Chcemy pokazać zjawisko
- Zależało nam na pokazaniu zjawiska, które od trzech lat zachodzi w polskim teatrze. Sporo reżyserów, którzy są kojarzeni z teatrami dramatycznymi, zaczyna wybierać działania typowe dla teatrów alternatywnych - mówi PAWEŁ SZKOTAK, dyrektor Festiwalu Teatralnego "Maski" w Poznaniu.
Z Pawłem Szkotakiem [na zdjęciu] o festiwalu "Maski", rozmawia Stefan Drajewski.

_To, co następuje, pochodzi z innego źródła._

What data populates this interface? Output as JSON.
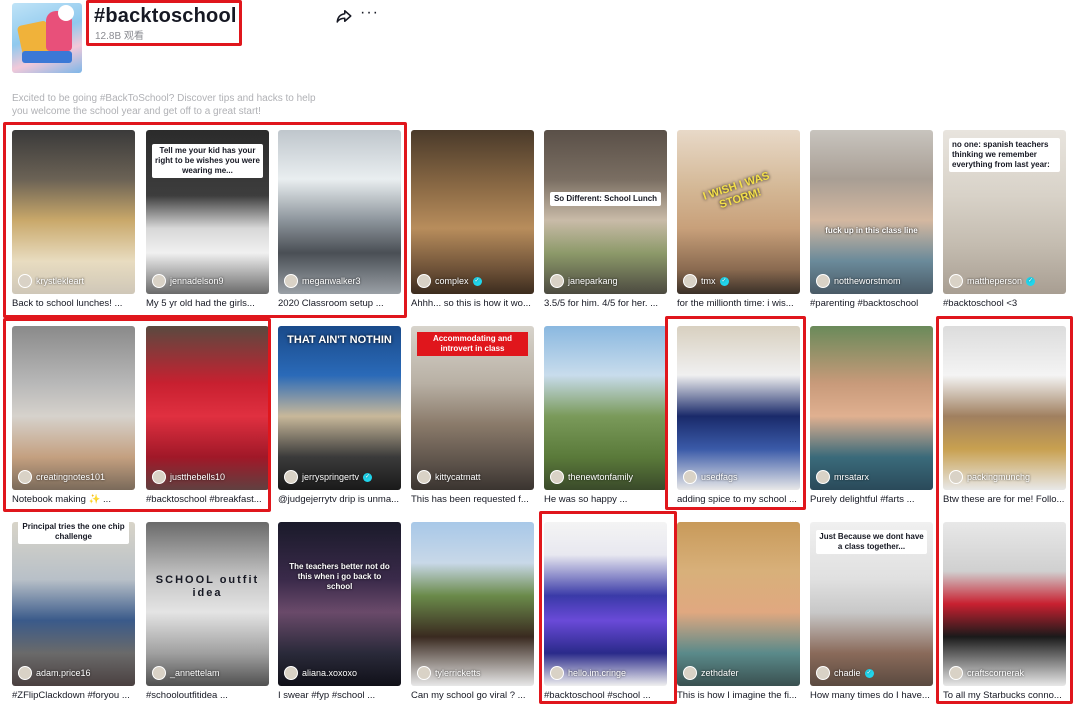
{
  "header": {
    "title": "#backtoschool",
    "views": "12.8B 观看",
    "description": "Excited to be going #BackToSchool? Discover tips and hacks to help you welcome the school year and get off to a great start!",
    "share_icon": "share-arrow-icon",
    "more_icon": "more-dots-icon",
    "more_glyph": "···"
  },
  "videos": [
    {
      "user": "krystlekleart",
      "caption": "Back to school lunches! ...",
      "overlay": "",
      "verified": false
    },
    {
      "user": "jennadelson9",
      "caption": "My 5 yr old had the girls...",
      "overlay": "Tell me your kid has your right to be wishes you were wearing me...",
      "verified": false
    },
    {
      "user": "meganwalker3",
      "caption": "2020 Classroom setup ...",
      "overlay": "",
      "verified": false
    },
    {
      "user": "complex",
      "caption": "Ahhh... so this is how it wo...",
      "overlay": "",
      "verified": true
    },
    {
      "user": "janeparkang",
      "caption": "3.5/5 for him. 4/5 for her. ...",
      "overlay": "So Different: School Lunch",
      "verified": false
    },
    {
      "user": "tmx",
      "caption": "for the millionth time: i wis...",
      "overlay": "I WISH I WAS STORM!",
      "verified": true
    },
    {
      "user": "nottheworstmom",
      "caption": "#parenting #backtoschool",
      "overlay": "fuck up in this class line",
      "verified": false
    },
    {
      "user": "mattheperson",
      "caption": "#backtoschool <3",
      "overlay": "no one: spanish teachers thinking we remember everything from last year:",
      "verified": true
    },
    {
      "user": "creatingnotes101",
      "caption": "Notebook making ✨ ...",
      "overlay": "",
      "verified": false
    },
    {
      "user": "justthebells10",
      "caption": "#backtoschool #breakfast...",
      "overlay": "",
      "verified": false
    },
    {
      "user": "jerryspringertv",
      "caption": "@judgejerrytv drip is unma...",
      "overlay": "THAT AIN'T NOTHIN",
      "verified": true
    },
    {
      "user": "kittycatmatt",
      "caption": "This has been requested f...",
      "overlay": "Accommodating and introvert in class",
      "verified": false
    },
    {
      "user": "thenewtonfamily",
      "caption": "He was so happy ...",
      "overlay": "",
      "verified": false
    },
    {
      "user": "usedfags",
      "caption": "adding spice to my school ...",
      "overlay": "",
      "verified": false
    },
    {
      "user": "mrsatarx",
      "caption": "Purely delightful #farts ...",
      "overlay": "",
      "verified": false
    },
    {
      "user": "packingmunchg",
      "caption": "Btw these are for me! Follo...",
      "overlay": "",
      "verified": false
    },
    {
      "user": "adam.price16",
      "caption": "#ZFlipClackdown #foryou ...",
      "overlay": "Principal tries the one chip challenge",
      "verified": false
    },
    {
      "user": "_annettelam",
      "caption": "#schooloutfitidea ...",
      "overlay": "SCHOOL outfit idea",
      "verified": false
    },
    {
      "user": "aliana.xoxoxo",
      "caption": "I swear #fyp #school ...",
      "overlay": "The teachers better not do this when i go back to school",
      "verified": false
    },
    {
      "user": "tylerricketts",
      "caption": "Can my school go viral ? ...",
      "overlay": "",
      "verified": false
    },
    {
      "user": "hello.im.cringe",
      "caption": "#backtoschool #school ...",
      "overlay": "",
      "verified": false
    },
    {
      "user": "zethdafer",
      "caption": "This is how I imagine the fi...",
      "overlay": "",
      "verified": false
    },
    {
      "user": "chadie",
      "caption": "How many times do I have...",
      "overlay": "Just Because we dont have a class together...",
      "verified": true
    },
    {
      "user": "craftscornerak",
      "caption": "To all my Starbucks conno...",
      "overlay": "",
      "verified": false
    }
  ],
  "colors": {
    "highlight": "#e0161c",
    "text": "#161823",
    "muted": "#8a8b91"
  }
}
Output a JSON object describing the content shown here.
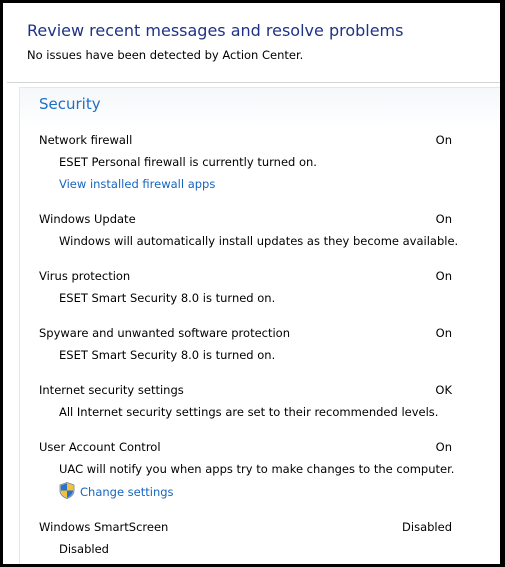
{
  "header": {
    "title": "Review recent messages and resolve problems",
    "subtitle": "No issues have been detected by Action Center."
  },
  "security": {
    "title": "Security",
    "items": [
      {
        "name": "Network firewall",
        "status": "On",
        "description": "ESET Personal firewall is currently turned on.",
        "link": "View installed firewall apps"
      },
      {
        "name": "Windows Update",
        "status": "On",
        "description": "Windows will automatically install updates as they become available."
      },
      {
        "name": "Virus protection",
        "status": "On",
        "description": "ESET Smart Security 8.0 is turned on."
      },
      {
        "name": "Spyware and unwanted software protection",
        "status": "On",
        "description": "ESET Smart Security 8.0 is turned on."
      },
      {
        "name": "Internet security settings",
        "status": "OK",
        "description": "All Internet security settings are set to their recommended levels."
      },
      {
        "name": "User Account Control",
        "status": "On",
        "description": "UAC will notify you when apps try to make changes to the computer.",
        "link": "Change settings",
        "link_icon": "uac-shield-icon"
      },
      {
        "name": "Windows SmartScreen",
        "status": "Disabled",
        "description": "Disabled"
      }
    ]
  },
  "colors": {
    "header_title": "#1e3287",
    "section_title": "#1e6ec8",
    "link": "#1665c1"
  }
}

Ósmy Międzynarodowy Festiwal Teatralny Maski nie przypomina poprzednich. Teatry alternatywne stanowią teraz mniejszość...
- To prawda. Na dziesięć spektakli prezentowanych podczas festiwalu trzy zostały zrealizowane przez zespoły niezależne. Pozostałe są dziełem reżyserów pracujących na co dzień w teatrach repertuarowych.
Czy jest to próba odzwierciedlenia sytuacji w polskim teatrze?
- Zależało nam na pokazaniu zjawiska, które od trzech lat zachodzi w polskim teatrze. Sporo reżyserów, którzy są kojarzeni z teatrami dramatycznymi, zaczyna wybierać działania typowe dla teatrów alternatywnych. Myślę tu o Piotrze Cieplaku, Krystianie Lupie, Pawle Miśkiewiczu, Piotrze Tomaszuku. I dlatego taka reprezentacja reżyserów na naszym festiwalu. Granice między teatrem offowym a repertuarowym zacierają się. Tak się dzieje na całym świecie.
Czy młodzieżowa publiczność kupi zmianę formuły festiwalu? Nie ma zespołów, które regularnie pojawiały się na "Maskach".
- Te zespoły pojawią się na pewno w latach następnych. Czekamy na ich przedstawienia. Chociaż proponujemy spektakle głośnych reżyserów, bilety są tanie.
Niemal na każdym festiwalu pojawiają się Japończycy. Czym to wytłumaczyć?
- Chciałbym, aby za każdym razem na festiwalu pojawił się jakiś teatr egzotyczny. Japończycy? Ich teatr powstaje w sferze naszej - organizatorów - ciekawości. Bunraku jest tradycyjną formą japońskiego teatru lalek. Jednym z trzech gatunków japońskiego teatru klasycznego. Bunraku doskonale wpisuje się w "Księgę teatru", która towarzyszy Festiwalowi.